Imagine this scenario. You’re making a career-changing sales presentation before a buying committee. You’re dressed to impressed, your word selection is Shakespearean, your handout is panoramic, the moon is in the 7th house, and Jupiter is aligned with Mars. Just when you are about to whip out the order form, some wise guy on the committee retorts, “ I don’t see your web address on this business card. You DO have one don’t you?” He phrases the question in a way that suggests, “if you don’t have a web site, then I’m sure the horse you rode in on must be thirsty by now.”
If peer pressure alone is not a compelling enough reason to submit to the web-site-owning mania, then there are some more substantive reasons to get a web site. Unlike a few years ago when there just weren’t enough people surfing the web to make a web site investment worth your time and money. Now if you don’t have one, you run the risk of being viewed as a regressive anomaly.
There are numerous tangible, as well as intangible, reasons to own a web site. Look at your web site the same way as you look at your telephone. It might ring only once a year, but try explaining to someone that the reason you don’t have a telephone is because you get most of your orders in the mail. Good luck. They’ll probably think that you’re the Unabomber redux. While the stigma of not owning a web site has not quite reached that proportion, it’s not far off.
In the old days, only companies with certain budgets could justify the cost of a web site. But in the current “gotta have it now” climate, a web site is a staple.
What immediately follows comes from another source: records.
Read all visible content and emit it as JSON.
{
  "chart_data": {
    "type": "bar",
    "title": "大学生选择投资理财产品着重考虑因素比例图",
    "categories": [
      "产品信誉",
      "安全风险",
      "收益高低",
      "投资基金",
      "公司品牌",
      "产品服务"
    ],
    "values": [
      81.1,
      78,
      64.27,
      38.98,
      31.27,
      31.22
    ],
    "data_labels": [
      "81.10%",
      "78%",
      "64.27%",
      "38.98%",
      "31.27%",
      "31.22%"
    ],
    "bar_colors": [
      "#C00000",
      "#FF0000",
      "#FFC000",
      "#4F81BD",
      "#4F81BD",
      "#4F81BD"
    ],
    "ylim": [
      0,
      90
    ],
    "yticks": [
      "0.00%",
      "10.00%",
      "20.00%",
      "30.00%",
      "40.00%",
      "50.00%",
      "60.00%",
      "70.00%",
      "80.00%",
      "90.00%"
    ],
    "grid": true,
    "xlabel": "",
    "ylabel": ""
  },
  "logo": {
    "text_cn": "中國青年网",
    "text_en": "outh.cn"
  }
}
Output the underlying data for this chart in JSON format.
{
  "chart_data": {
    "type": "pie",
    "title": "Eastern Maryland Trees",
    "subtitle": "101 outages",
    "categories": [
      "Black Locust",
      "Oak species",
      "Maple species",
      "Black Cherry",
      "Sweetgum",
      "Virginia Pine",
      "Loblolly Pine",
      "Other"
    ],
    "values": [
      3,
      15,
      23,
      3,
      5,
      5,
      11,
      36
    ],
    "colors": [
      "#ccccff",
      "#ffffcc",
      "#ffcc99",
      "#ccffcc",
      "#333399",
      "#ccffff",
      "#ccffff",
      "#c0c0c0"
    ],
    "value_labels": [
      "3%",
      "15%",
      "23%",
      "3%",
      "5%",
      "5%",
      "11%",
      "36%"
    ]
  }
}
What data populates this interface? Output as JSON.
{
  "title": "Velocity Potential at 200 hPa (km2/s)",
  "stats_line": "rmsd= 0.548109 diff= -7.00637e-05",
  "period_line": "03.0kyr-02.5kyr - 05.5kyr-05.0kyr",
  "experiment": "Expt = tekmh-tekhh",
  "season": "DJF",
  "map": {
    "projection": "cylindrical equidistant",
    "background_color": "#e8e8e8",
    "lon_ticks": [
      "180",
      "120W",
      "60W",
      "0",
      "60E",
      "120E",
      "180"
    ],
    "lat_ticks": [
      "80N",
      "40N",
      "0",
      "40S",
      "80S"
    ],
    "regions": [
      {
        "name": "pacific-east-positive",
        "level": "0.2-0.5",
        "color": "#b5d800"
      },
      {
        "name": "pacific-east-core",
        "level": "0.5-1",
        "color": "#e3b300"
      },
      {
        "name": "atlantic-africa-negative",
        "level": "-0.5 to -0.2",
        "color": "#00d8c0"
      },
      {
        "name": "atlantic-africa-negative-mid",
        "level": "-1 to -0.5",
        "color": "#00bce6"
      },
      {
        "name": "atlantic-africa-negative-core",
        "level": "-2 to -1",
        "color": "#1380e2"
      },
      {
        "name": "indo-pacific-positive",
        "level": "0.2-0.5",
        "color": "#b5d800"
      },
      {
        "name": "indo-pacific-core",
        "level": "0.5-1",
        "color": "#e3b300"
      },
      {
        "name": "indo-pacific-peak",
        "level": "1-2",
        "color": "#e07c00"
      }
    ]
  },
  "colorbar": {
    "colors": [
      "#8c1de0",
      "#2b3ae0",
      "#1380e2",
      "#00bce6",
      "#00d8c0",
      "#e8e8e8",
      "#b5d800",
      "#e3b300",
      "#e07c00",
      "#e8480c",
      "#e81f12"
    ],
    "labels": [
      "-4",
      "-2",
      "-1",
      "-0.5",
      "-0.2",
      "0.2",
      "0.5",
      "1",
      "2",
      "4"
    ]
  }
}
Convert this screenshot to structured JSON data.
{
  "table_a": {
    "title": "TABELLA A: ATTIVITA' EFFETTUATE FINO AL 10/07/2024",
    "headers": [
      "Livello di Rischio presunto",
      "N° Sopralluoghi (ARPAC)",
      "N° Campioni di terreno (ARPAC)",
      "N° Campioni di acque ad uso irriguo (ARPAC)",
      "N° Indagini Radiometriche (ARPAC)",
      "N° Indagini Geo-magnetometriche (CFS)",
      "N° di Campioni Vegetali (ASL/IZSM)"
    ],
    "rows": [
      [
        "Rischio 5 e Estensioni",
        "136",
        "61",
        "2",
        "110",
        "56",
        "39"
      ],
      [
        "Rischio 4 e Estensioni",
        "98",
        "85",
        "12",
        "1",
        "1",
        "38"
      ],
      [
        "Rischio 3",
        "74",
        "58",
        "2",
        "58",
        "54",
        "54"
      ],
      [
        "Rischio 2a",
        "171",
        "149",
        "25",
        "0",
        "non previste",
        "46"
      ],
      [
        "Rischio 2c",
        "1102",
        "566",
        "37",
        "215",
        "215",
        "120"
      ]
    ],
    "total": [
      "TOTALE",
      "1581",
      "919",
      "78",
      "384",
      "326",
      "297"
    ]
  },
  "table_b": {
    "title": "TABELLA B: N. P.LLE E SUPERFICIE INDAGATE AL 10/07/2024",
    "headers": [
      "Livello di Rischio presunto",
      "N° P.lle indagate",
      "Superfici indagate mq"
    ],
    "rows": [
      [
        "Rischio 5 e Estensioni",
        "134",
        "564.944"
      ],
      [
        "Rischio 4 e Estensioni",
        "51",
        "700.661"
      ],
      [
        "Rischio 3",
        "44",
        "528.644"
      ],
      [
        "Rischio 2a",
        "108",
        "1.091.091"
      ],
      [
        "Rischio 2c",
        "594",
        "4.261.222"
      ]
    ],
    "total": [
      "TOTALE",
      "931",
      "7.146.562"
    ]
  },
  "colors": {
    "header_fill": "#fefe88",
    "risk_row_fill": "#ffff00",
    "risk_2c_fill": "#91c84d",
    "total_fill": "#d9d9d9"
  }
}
Whether it’s for your business, non-profit, class reunion or personal use, the web site has elbowed its way into the mainstream, right up there with the telephone and business card.
I get asked all the time by business owners, managers, startup companies and others, “do I need a website?” Well, the short answer is “yes”. The long answer is “absolutely”. Listed below are some of the common benefits of owning a web site:
· Gain and maintain credibility
· Market and advertise
· Sell products online
· Save money on printing literature
· Receive instant feedback from visitors
· Generate leads for follow up on sales efforts
· Expand hours of operation
· Increase distribution channels
· Save money on staff (avoid repeating routine information)
· Share time-sensitive information with customers, employees, investors, etc, i.e. prices, new products, etc.
· Publish newsletters and other promotional materials
· Include pictures, demos, samples, i.e., products, book reviews, audio clips, video clips, etc.
· Provide directions to your location, including maps
So as you can see, besides being a status symbol, a web site can actually put money in your pocket. Before you buy however, make sure that your web site aspirations are commensurate with your budget. There are some good bargains out there, but the best buys are the ones that also include a means of attracting visitors to your site.